自分はリンゴが好き。みんな好きだろうな。 ← 今までの自分の価値観
Bさんは、「リンゴが嫌い」と言った。 ← 新しい情報(意見)
美味しいのに。Bさんは間違えている。 ←新しい価値観を拒否(足せない)
Cさんは、「ドリアンが好き」と言った。 ←新しい情報
ドリアン?知らない。知りたくもない。 ←新しい情報をさらに拒否
自分はリンゴが好き。みんな好きなはず。 ← 結局今までと変わらない
・・・という現状維持的な(=プラスしない)考え方ではなく、
自分はリンゴが好きだ。みんな好きなはず。 ← 今までの価値観
Bさんは、「リンゴが嫌い」と言った。 ← 新しい情報
ふーん。りんごが嫌いな人もいるのか。 ← これからの価値観
Cさんは、「ドリアンが好き」と言った。 ← さらに新しい情報
ドリアン?初耳。果物をまた一つ知ったぞ。
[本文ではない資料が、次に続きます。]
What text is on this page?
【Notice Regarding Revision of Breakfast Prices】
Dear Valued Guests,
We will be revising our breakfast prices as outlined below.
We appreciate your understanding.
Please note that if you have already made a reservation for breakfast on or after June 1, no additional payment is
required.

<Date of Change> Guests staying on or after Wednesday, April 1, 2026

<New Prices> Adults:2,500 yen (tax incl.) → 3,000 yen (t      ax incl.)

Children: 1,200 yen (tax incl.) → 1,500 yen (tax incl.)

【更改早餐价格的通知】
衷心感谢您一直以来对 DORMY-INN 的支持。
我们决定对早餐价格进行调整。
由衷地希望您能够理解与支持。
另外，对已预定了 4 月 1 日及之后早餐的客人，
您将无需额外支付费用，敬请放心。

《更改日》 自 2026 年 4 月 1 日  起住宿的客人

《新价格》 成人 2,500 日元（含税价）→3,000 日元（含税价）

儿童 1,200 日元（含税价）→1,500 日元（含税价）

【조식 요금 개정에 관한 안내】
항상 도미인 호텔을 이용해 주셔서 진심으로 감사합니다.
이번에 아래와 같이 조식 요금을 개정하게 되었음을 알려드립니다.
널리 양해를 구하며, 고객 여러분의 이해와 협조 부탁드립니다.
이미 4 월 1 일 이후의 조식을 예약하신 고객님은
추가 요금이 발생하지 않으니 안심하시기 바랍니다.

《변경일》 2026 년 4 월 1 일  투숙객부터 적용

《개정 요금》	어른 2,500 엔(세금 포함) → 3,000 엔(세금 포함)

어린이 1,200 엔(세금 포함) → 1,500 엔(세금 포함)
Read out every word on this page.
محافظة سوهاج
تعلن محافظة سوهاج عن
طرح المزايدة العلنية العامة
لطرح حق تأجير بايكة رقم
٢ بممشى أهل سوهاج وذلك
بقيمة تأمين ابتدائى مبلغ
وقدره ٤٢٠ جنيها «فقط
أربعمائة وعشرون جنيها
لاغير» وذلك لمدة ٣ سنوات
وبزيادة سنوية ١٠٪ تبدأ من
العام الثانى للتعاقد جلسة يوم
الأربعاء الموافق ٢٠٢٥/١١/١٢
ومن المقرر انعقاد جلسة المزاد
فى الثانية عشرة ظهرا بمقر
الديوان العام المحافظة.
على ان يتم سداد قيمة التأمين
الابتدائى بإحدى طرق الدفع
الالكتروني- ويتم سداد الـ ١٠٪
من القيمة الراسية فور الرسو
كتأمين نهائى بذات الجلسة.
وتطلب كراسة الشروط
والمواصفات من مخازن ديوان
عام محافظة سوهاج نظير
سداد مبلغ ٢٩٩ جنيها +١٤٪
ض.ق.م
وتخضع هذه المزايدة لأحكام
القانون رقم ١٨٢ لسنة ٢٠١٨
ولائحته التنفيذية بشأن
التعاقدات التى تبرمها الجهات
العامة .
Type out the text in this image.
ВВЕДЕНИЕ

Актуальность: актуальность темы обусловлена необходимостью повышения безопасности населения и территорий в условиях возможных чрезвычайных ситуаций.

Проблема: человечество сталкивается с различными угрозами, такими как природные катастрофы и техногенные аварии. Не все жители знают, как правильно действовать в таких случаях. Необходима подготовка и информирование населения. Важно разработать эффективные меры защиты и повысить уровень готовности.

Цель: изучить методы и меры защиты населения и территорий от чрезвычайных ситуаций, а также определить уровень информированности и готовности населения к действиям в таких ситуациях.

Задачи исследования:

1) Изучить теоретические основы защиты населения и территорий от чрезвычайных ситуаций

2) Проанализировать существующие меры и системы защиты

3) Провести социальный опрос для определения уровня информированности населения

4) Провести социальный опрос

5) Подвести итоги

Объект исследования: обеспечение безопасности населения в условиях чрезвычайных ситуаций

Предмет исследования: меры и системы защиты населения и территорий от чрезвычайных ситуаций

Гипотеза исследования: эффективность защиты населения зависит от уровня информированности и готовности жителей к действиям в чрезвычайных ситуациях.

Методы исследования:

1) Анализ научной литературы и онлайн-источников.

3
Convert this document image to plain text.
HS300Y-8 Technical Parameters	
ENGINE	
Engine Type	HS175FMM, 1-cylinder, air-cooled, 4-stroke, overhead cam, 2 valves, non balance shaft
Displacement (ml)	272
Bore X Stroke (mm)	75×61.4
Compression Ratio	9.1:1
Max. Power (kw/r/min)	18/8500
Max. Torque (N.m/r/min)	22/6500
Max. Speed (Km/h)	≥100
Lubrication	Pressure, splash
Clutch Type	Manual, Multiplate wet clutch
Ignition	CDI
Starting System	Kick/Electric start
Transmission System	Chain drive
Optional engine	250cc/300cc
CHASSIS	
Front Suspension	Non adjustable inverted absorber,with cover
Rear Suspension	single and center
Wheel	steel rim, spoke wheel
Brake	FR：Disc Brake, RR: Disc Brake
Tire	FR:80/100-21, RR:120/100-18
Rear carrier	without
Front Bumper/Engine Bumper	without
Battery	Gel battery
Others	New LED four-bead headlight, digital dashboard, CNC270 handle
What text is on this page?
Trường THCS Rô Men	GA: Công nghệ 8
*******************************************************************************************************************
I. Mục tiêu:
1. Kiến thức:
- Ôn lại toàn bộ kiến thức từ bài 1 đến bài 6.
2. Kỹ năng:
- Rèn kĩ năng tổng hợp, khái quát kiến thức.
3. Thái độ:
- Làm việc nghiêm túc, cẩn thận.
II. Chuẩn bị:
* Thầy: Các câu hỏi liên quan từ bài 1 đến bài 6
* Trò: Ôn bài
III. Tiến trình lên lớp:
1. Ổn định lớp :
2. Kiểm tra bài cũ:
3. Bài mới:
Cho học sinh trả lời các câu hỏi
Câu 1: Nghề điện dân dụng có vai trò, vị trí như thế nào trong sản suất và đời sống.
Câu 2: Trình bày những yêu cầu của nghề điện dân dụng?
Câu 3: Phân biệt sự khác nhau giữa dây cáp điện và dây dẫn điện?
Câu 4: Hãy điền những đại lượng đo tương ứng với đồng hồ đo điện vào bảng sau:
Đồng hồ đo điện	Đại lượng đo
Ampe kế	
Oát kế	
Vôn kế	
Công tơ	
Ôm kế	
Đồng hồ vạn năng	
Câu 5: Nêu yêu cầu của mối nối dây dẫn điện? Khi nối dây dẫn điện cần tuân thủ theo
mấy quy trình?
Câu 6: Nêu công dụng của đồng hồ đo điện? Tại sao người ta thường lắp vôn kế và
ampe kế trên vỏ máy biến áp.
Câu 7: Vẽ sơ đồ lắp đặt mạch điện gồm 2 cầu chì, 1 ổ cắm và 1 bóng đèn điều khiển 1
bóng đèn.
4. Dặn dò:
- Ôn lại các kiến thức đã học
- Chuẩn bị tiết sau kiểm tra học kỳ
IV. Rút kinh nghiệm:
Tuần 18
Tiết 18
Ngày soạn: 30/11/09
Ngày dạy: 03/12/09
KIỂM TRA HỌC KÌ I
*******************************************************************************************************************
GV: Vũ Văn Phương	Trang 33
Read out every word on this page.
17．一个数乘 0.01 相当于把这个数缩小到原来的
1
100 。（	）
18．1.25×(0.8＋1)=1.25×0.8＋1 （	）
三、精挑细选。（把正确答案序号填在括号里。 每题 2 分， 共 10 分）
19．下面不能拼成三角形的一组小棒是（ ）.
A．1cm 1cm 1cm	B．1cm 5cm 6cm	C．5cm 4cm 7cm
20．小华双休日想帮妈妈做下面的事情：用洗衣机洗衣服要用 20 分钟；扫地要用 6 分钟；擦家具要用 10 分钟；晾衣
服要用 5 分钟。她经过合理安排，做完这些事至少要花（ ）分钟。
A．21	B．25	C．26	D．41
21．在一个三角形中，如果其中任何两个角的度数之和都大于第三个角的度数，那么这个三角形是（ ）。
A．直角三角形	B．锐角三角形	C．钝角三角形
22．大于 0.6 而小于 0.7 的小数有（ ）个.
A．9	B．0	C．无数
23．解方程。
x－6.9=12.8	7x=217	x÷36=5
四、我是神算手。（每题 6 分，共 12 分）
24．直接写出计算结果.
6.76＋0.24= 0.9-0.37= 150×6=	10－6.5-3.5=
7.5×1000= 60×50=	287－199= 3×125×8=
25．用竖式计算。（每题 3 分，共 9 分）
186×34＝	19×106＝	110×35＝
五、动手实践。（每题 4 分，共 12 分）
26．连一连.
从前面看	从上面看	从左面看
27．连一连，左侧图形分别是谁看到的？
←さらにこれからの価値観
取り入れ方で気をつけたいのは、
自分の今までの価値観を捨て去らないこと。
今まで+新しい+さらに新しい・・・と足し続けていくのがベターで、
(今まで-今まで)+新しい・・・にしてはいけないんだと思う。
なぜかというと、今まで自分がDという考え方だったのを
まったくちがうEにしてしまって、過去のDを嫌ってしまうと、
他者が持つDの考え方を今度は受け容れられなくなるからだ。
Dという考え方もEという考え方も、
両方地球上に存在するのだと受けとめ、
自分の懐を大きくしたい。
階段状に積み上げていって、さらに高みに向かいたい。
「Bさんが”リンゴを嫌い”と言ったから、
じゃあ自分も、リンゴを嫌いになろう」とか
「Bさんをリンゴ好きにさせたい」とか
「リンゴとドリアン、どっちが美味しいか」など、
好き嫌いや「是か非か」だけでジャッジしていては、
いつまでたっても二値的な視点から
抜け出せないような気がする。
色んな意見や生き方があってこの地球があるんだ、
と受けとめられたら、
本当に世界は広がって楽しくなってくる。
古いものに新しい意見(見方、価値観)をどんどん足して
多値的な視点を増やしていくことこそが、
本当のプラス思考なのだろうと思う。
私にとっては、
現状維持(何も足さない思考回路)の人生なんて
ホントにつまらないことだから、
これからもどんどん足していく予定。